For Tara Kramer, 45, of Des Moines, the decision by Iowa Gov. Kim Reynolds to end the emergency payments starting April 1 meant her monthly SNAP benefit plunged from $250 in March to $20 in April. Kramer, who has a genetic disorder that can cause intense pain, said the extra money enabled her to buy healthier food that made her feel better and help her to live a more active life.
“My heart sank,” Kramer said. “All the memories from before the emergency allotment came rushing back.”
Alex Murphy, a spokesman for Reynolds, noted the extra benefits were always intended to help people who lost jobs because of the pandemic and said, “we have to return to pre-pandemic life.” Murphy pointed out that Iowa has over 86,000 job openings listed on a state unemployment website.
But Kramer said she’s not able to work and that even getting out of her apartment can be a struggle at times.
Vince Hall, who oversees public policy for the nationwide food bank network Feeding America, said ending the extra benefits ignores the reality that even as the pandemic wanes there hasn’t been a decline in demand at food banks.
Wages have been increasing in the United States and the national unemployment rate in March dropped to 3.6%, but those gains have been offset by an 8.5% increase in inflation compared to a year ago. Food is among items rising the fastest, leaving many families unable to buy enough groceries.
“The COVID pandemic is giving way to a hunger pandemic,” Hall said. “We’re in a real, real struggle.”
Feeding America, which represents 200 food banks, reports that demand for food has increased just as these organizations are seeing individual donations dwindle and food costs rise. The organization estimates the nation’s food banks will spend 40% more to buy food in the fiscal year ending June 2022 as in the previous year.
For people like Annie Ballan, 51, of Omaha, Nebraska, the decision by Ricketts to stop participating in the program reduced the SNAP payments she and her son receive from nearly $500 a month to $41. Both have health problems and can’t work.
“From the middle of the month to the end of the month, people have no food,” Ballan said, her voice rising in anger. “This is all the governor’s fault. He says he loves Nebraskans, that Nebraskans are wonderful, but he’s cut off our food.”
The demand on food banks will only grow as more states reduce their SNAP payments, which typically provide nine meals for every one meal offered by food banks, Hall said.
Valerie Andrews, 59, of St. Charles, Missouri, said the SNAP benefits that she and her husband rely on fell from $430 a month to $219 when Missouri ended the extra payments in August 2021. Andrews, who is disabled, said she tries to budget carefully and gets food regularly from a food pantry but it’s difficult.
“We’re barely making it from paycheck to paycheck,” she said. “It gets pretty rough most of the time.”

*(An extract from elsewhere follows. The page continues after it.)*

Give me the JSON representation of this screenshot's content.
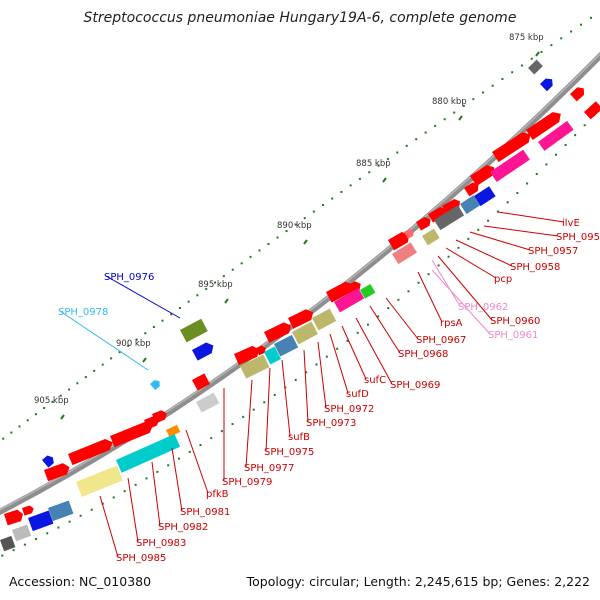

Officials at food banks and pantries said they will do their best to meet increased demand but there is no way they can fully offset the drop in SNAP benefits.
Matt Unger, director of the Des Moines Area Religious Council network of food pantries in Iowa’s capital city, noted the pantry’s cost for a 5-ounce can of chicken as jumped from 54 cents in March 2019 to a current price of $1.05.
“Costs are just going through the roof,” he said.